At issue was whether to regulate Lake Sutton as a public resource. It is a popular fishing spot near Wilmington and is also the cooling pond for a coal-fired power plant. Since 1971, it had been considered a private pond with public fishing and boating access, which imposed less stringent controls on water that was being discharged into the Cape Fear River.
In response to an internal move to regulate the 1,100-acre lake more restrictively, one DENR official wrote in 2011: “This is going to be a very contentious issue. … Progress Energy is willing to get its lawyers involved to fight any potential classification of Lake Sutton.”
Never miss a local story.
Noting that regulators thought the lake should be considered “waters of the state,” the DENR employee added: “PE (Progress Energy) did not like the answer because they will have to treat their stormwater for their new plant before discharging to Sutton Lake and they are opposed to having to provide any treatment whatsoever.”
Ultimately, DENR backed down on imposing the tougher restrictions. “Our brass has figured out how they want us to handle this issue,” according to another email.
The Sutton plant is one of four plants where, under a 2014 law, Duke Energy is required to move coal ash into lined pits as soon as possible.

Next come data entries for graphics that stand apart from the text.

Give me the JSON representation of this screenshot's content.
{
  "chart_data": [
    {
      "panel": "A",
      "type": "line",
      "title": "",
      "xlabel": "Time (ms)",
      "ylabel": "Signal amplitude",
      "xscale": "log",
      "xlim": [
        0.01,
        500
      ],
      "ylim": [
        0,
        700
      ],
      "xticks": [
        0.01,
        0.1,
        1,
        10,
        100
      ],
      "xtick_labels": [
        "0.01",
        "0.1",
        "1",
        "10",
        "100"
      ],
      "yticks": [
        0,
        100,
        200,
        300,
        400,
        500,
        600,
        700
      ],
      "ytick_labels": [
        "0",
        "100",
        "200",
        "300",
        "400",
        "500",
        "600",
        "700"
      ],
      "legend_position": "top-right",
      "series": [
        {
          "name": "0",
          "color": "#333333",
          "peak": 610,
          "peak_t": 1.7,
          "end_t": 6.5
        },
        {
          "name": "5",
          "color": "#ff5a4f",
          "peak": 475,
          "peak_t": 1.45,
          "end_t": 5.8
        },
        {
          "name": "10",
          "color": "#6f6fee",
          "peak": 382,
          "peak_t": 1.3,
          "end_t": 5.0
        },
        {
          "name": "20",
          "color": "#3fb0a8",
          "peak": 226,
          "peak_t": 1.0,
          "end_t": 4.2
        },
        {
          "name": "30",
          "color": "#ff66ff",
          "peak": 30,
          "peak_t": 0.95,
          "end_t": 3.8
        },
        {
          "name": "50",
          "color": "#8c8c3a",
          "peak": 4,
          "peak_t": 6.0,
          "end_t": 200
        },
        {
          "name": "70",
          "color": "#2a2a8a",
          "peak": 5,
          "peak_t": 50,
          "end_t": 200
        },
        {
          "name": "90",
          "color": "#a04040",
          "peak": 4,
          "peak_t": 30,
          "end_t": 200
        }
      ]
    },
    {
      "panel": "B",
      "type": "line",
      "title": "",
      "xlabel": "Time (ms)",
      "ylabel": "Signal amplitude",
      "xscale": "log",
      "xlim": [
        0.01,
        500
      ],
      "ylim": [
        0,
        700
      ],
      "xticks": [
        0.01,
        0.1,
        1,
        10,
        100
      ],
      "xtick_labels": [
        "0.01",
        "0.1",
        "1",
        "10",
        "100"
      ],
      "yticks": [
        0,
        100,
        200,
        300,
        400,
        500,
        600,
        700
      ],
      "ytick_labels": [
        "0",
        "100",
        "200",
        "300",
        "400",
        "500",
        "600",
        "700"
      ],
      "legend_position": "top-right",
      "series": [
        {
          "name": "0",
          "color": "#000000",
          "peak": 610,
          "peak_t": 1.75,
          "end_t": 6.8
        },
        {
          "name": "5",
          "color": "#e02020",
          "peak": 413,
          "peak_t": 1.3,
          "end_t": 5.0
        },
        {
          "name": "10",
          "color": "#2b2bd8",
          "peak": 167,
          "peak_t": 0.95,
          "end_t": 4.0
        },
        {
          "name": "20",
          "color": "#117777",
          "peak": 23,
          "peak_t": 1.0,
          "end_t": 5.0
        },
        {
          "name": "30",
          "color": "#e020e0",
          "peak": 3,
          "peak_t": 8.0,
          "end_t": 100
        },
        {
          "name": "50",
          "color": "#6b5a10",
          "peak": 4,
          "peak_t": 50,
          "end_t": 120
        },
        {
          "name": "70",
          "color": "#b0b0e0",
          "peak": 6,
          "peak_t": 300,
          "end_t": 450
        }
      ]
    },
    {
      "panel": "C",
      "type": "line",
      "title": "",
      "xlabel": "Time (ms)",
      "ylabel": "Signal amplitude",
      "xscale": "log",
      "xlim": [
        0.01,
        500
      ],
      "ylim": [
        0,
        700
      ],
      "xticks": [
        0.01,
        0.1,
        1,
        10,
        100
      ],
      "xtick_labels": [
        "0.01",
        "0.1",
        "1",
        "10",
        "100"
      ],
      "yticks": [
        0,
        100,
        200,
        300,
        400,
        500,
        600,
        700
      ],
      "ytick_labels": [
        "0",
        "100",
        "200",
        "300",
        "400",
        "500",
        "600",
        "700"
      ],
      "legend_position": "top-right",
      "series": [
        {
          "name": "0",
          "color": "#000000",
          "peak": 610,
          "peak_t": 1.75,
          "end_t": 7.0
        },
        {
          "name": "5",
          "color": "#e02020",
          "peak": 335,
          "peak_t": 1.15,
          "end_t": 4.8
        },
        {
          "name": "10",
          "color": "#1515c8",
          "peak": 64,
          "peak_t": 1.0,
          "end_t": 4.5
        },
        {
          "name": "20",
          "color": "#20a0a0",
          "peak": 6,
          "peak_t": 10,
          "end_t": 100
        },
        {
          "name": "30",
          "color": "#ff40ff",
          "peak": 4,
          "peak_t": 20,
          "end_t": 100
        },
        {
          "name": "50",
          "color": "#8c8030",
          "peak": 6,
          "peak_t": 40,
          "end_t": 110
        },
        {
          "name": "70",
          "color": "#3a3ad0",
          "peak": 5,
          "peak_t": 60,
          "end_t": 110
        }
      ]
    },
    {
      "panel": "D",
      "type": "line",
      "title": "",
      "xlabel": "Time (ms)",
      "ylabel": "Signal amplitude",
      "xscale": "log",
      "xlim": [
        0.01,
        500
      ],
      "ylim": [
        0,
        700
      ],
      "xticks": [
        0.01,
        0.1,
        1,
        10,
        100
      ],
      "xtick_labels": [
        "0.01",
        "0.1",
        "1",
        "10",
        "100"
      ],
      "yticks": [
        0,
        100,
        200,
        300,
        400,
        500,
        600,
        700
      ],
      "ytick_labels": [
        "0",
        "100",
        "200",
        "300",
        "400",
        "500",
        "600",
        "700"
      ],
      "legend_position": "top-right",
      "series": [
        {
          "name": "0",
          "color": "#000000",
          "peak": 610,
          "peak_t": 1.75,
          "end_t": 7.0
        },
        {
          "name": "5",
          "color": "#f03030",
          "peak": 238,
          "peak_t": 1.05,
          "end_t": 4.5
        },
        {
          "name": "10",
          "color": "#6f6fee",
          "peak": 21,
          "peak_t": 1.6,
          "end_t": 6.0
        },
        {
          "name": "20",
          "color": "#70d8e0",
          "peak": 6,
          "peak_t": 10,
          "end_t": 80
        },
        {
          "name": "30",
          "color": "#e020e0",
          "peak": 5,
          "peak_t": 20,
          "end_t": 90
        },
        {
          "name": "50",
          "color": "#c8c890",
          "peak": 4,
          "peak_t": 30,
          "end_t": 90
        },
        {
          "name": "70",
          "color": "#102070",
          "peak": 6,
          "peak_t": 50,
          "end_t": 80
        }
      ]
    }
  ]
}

Last November, amid the agency’s efforts to emphasize its independence from Duke Energy, DENR went ahead and classified the lake as a public resource subject to greater protections.
Other records released Monday by DENR, as part of documentation supporting a written summary of coal ash management in the state, disclose for the first time that then-Secretary John Skvarla in April 2014 asked the State Bureau of Investigation to look into the Dan River spill, which occurred Feb. 2.
That’s when DENR discovered that inspection records showed Duke Energy had been repeatedly warned about the weakness of a corrugated metal drainage pipe beneath a coal ash pond at the plant in Eden. That pipe collapsed and caused the massive spill of coal ash and wastewater.
Skvarla wrote that there were “serious concerns as to what Duke knew about the vulnerabilities of the stormwater pipe.”
In April, SBI Assistant Director Eric Hooks said the SBI’s environmental crime and special investigations units were already working with federal authorities and that agents were in the process of interviewing people. Failure to address the collapsed pipe became part of the federal criminal offenses filed against Duke Energy on Friday.